When a state in an HHMM is activated, it will activate its own probabilistic model, i.e. it will activate one of the states of the underlying HHMM, which in turn may activate its underlying HHMM and so on. The process is repeated until a special state, called a production state, is activated. Only the production states emit observation symbols in the usual HMM sense. When the production state has emitted a symbol, control returns to the state that activated the production state.
The states that do not directly emit observations symbols are called internal states. The activation of a state in an HHMM under an internal state is called a vertical transition. After a vertical transition is completed, a horizontal transition occurs to a state within the same level. When a horizontal transition leads to a terminating state, control is returned to
the state in the HHMM, higher up in the hierarchy, that produced the last vertical transition.

Note that a vertical transition can result in more vertical transitions before reaching a sequence of production states and
finally returning to the top level. Thus the production states visited give rise to a sequence of observation symbols that is "produced" by the state at the top level.

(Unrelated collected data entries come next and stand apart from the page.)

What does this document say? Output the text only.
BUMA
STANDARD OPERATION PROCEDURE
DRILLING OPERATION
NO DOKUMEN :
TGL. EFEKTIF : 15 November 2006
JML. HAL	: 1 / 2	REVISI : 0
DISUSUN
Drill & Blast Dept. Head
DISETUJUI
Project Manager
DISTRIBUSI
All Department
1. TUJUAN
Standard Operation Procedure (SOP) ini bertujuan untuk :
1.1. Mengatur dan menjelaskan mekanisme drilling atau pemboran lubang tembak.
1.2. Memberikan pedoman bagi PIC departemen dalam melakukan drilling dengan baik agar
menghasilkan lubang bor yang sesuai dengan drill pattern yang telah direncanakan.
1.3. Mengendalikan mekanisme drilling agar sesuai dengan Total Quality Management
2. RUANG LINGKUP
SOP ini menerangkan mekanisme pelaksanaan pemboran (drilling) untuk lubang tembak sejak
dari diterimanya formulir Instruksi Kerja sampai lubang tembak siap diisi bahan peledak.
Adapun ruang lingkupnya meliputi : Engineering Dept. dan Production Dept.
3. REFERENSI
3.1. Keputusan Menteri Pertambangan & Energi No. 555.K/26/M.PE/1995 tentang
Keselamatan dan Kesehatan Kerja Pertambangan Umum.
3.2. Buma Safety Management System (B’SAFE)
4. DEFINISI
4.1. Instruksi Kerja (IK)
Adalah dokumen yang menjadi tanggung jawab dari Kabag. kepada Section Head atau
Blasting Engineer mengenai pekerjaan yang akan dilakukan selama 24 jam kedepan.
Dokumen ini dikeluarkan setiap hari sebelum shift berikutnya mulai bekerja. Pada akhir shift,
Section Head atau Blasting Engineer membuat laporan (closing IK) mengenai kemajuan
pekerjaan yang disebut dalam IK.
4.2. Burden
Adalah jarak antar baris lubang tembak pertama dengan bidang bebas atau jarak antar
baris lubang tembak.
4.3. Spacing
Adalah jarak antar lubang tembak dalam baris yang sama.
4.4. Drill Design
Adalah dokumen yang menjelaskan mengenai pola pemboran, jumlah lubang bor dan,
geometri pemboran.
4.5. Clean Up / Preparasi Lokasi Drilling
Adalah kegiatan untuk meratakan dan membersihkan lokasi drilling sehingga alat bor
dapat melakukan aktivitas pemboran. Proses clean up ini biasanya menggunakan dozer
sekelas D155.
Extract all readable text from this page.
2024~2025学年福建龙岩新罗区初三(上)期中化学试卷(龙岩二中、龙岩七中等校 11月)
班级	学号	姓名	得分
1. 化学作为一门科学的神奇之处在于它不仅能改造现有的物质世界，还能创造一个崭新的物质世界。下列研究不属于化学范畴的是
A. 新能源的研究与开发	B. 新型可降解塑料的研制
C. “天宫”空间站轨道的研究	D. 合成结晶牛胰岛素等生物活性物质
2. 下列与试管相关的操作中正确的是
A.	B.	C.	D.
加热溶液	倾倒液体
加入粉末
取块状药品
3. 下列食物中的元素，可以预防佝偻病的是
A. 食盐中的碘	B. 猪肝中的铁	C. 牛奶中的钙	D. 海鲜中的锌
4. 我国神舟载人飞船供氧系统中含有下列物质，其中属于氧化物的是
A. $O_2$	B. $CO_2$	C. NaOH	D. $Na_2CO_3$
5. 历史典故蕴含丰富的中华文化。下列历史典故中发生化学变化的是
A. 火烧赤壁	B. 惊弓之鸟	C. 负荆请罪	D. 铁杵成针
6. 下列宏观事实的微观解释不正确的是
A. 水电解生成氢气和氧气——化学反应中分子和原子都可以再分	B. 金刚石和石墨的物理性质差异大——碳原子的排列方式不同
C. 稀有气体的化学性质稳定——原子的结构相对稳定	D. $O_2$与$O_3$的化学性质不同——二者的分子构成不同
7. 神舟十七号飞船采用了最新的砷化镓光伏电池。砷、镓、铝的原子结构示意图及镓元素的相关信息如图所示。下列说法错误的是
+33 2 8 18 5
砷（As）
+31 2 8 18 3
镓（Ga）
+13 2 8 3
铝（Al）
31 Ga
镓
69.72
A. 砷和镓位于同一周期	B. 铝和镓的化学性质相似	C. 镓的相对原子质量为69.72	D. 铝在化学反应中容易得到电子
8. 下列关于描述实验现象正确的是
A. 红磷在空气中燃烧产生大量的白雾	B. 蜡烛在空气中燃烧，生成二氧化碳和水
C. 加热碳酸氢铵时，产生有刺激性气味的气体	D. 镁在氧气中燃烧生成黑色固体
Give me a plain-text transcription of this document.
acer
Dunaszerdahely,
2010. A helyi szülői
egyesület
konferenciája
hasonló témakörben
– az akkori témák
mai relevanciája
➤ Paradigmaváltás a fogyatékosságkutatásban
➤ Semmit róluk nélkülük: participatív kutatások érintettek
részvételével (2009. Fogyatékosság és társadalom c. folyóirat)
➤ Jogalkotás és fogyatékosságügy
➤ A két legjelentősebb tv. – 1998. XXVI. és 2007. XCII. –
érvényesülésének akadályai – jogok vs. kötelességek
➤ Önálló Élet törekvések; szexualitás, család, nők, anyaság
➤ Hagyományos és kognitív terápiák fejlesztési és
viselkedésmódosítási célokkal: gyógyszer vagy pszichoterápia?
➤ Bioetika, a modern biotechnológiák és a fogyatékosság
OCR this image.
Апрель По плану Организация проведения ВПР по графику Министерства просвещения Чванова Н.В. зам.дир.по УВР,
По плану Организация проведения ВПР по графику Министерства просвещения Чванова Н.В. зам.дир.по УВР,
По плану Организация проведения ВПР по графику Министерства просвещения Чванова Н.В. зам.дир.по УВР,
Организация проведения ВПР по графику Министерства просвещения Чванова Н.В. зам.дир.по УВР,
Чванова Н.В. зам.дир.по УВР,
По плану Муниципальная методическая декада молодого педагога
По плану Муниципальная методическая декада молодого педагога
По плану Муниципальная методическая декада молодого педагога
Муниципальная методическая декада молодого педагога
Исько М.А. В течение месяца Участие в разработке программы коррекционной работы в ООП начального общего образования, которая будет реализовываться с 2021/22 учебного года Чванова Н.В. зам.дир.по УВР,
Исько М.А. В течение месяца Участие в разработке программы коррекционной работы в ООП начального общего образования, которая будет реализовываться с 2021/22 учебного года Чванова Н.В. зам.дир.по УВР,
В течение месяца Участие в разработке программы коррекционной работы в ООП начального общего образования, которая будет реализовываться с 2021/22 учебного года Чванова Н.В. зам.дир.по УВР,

The methods for estimating the HHMM parameters and model structure are more complex than for HMM parameters, and the interested reader is referred to Fine et al. (1998).

The HMM and HHMM belong to the same class of classifiers. That is, they can be used to solve the
same set of problems. In fact, the HHMM can be transformed into a standard HMM. However, the HHMM leverages its structure to solve a subset of the problems more efficiently.

== Topology ==
Classical HHMMs require a pre-defined topology, meaning that the number and hierarchical structure of the submodels must be known in advance.
Samko et al. (2010) used information about states from feature space (i. e., from outside the Markov Model itself) in order to define the topology for a new HHMM in an unsupervised way. However, such external data containing relevant information for HHMM construction may not be available in all contexts, e. g. in language processing.